Dut yemiş bülbüle dönmek
[D] Sıkıntı ve üzüntüden konuşamaz hâle gelmek. Çok konuştuğu hâlde aniden susmak.
Duvarı nem, insanı gam yıkar
[A] Duvar nemden etkilenir, çabuk yıkılır. İnsan da gamdan çok etkilenir. İş gücü düşer, çalışamaz hâle gelir. (Demir nemden, insan gamdan çürür.)
Düğün el ile, harman yel ile
[A] Bir işde başarı kazanılmak isteniyorsa, o işi yapmak için yardımcılar ne ise, onları bulup; işe öyle başlamalıdır ki sonuç iyi ve güzel olsun.
Düğün dernek hep bir örnek
[D] Yapılan her çeşit merasim, toplantı birbirine benziyor. Ayrım yok.
Düğüne gider zurna beğenmez, hamama gider kurna beğenmez
[D] Her şeyde bir kusur arar. En iyi işlerde bile kusur bulur.
Dümen kırmak
[D] Bulunduğu yönü değiştirmek.
Dümen suyundan gitmek
[D] Bir kişinin yaptığını yapmak, onun gibi davranmak, onun istediği şeyleri yapmak.

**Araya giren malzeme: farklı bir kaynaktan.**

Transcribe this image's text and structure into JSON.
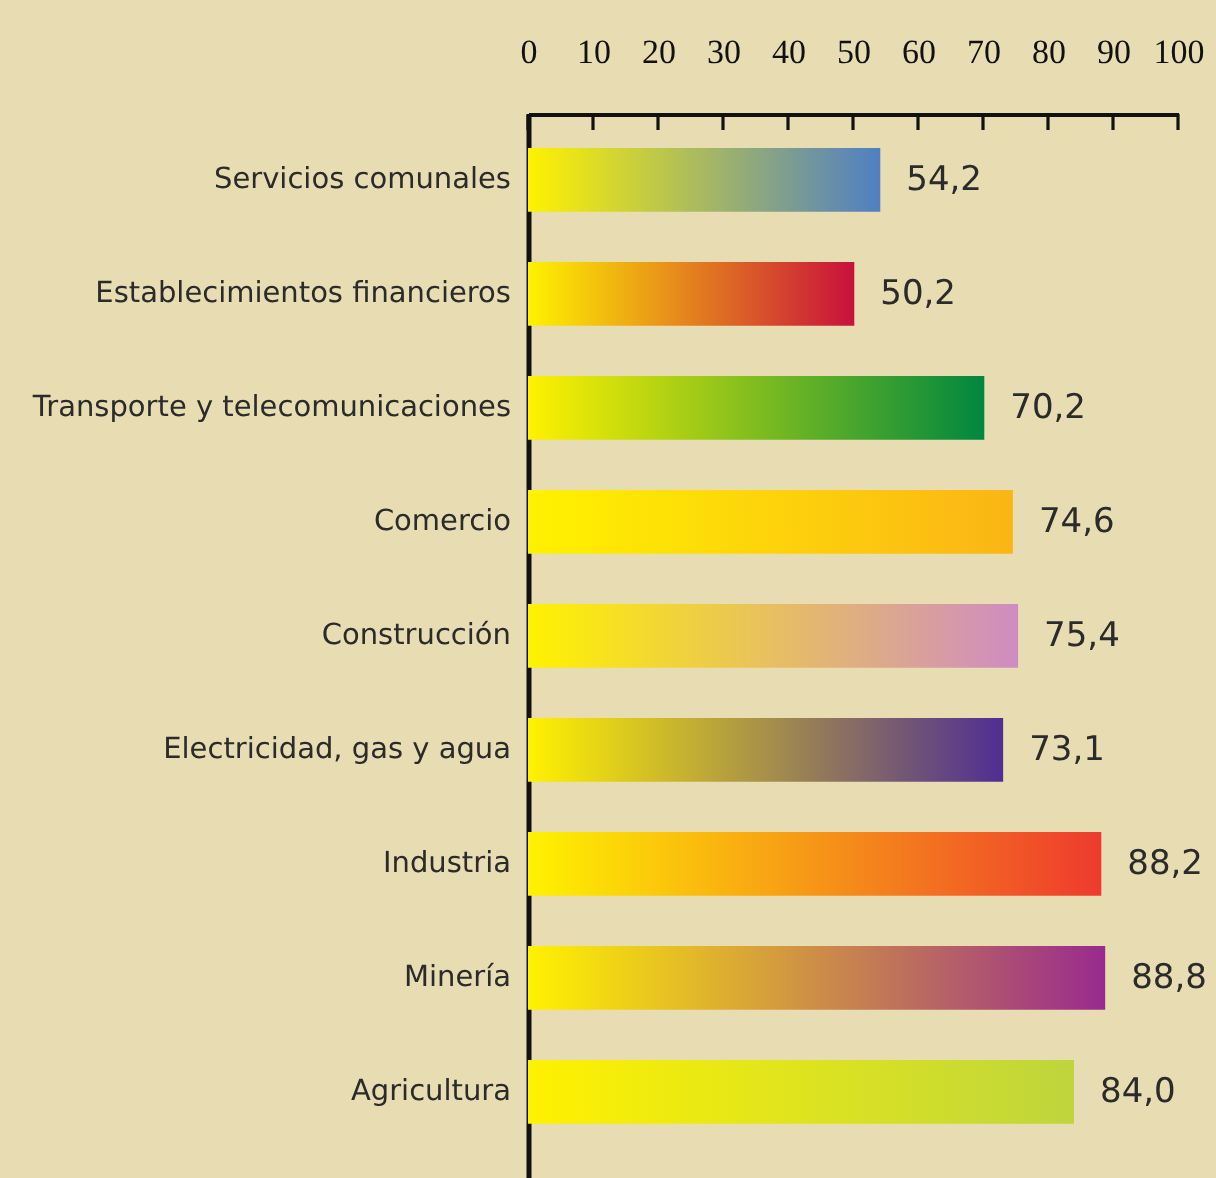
{
  "chart_data": {
    "type": "bar",
    "orientation": "horizontal",
    "categories": [
      "Servicios comunales",
      "Establecimientos financieros",
      "Transporte y telecomunicaciones",
      "Comercio",
      "Construcción",
      "Electricidad, gas y agua",
      "Industria",
      "Minería",
      "Agricultura"
    ],
    "values": [
      54.2,
      50.2,
      70.2,
      74.6,
      75.4,
      73.1,
      88.2,
      88.8,
      84.0
    ],
    "value_labels": [
      "54,2",
      "50,2",
      "70,2",
      "74,6",
      "75,4",
      "73,1",
      "88,2",
      "88,8",
      "84,0"
    ],
    "colors": [
      "#4f7fc4",
      "#c8103c",
      "#00873f",
      "#fbb515",
      "#cf8cc2",
      "#4f2e93",
      "#ee3a2e",
      "#9a2a8e",
      "#bed53c"
    ],
    "xlim": [
      0,
      100
    ],
    "xticks": [
      0,
      10,
      20,
      30,
      40,
      50,
      60,
      70,
      80,
      90,
      100
    ]
  }
}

Dün cin olmuş bugün adam çarpıyor
[D] Yapacağı işi öğrenmeden, o işin hileli yönlerini uygulamaya çalışıyor.
Dünya âlem
[D] Bütün insanlar. Herkes.
Dünya başına dar olmak
[D] Büyük bir sıkıntı içinde olmak. Büyük bir sıkıntı ile karşılaşıp, yenilgiye uğrayıp, çaresizlik içinde kalmak. Karamsar, kötümser olmak.
Dünya başına zindan olmak
[D] Çok üzülmek. Çaresiz kalmak, sıkılmak.
Dünya evine girmek
[D] Evlenmek.
Dünya, gözüne görünmemek
[D] Umutsuzluk ve karamsarlık içinde olmak.
Dünya gözüne zindan olmak
[D] Büyük bir ümitsizlik, karamsarlık içinde olmak.
Dünya kelâmı etmemek
[D] Hiç konuşmamak, susmak.
Dünya malı dünyada kalır
[A] Kişi yaşarken bu dünyada çok da zengin olsa öldüğü zaman öteki dünyaya bir şey götüremez. Nesi var nesi yoksa bu dünyada kalır. Bunun içindir ki insan yaşarken malının fazlasını iyi kullanmalı iyiliklerde bulunmalı, düşkünlere yardım etmelidir. Bu işler için gereken harcamayı rahatça yapabilmelidir. Böyle hareket ederse öldüğü zaman dünya malı ile kazandığı sevapları ahirete götürmüş olur. Ardından da güzel bir nam, isim bırakır.
Dünya ölümlü, gün aşımlı
[A] İnsanın hayatında hiçbir şey sürekli değildir. Gençler ihtiyarlar. Zenginler fakirleşir. Makam sahipleri değişir. Bu olaylardan ders alıp davranışlarımızı iyilik yönünde değiştirmeliyiz.
Dünya yıkılmış o altında kalmış
[D] Dünyanın bütün problemlerini, sıkıntılarını kendine dert ve sıkıntı edindiği için hiç yüzü gülmez, dertli ve üzüntülü.
Dünya yıkılsa umurunda değil
[D] Sorumluluk duygusu yok. Tasasız.
Dünyanın kaç bucak olduğunu anlamak
[D] Yaşamın sıkıntılarını, dalaverelerini, yaşadığı sürece kişinin başına neler geleceğini anlamak.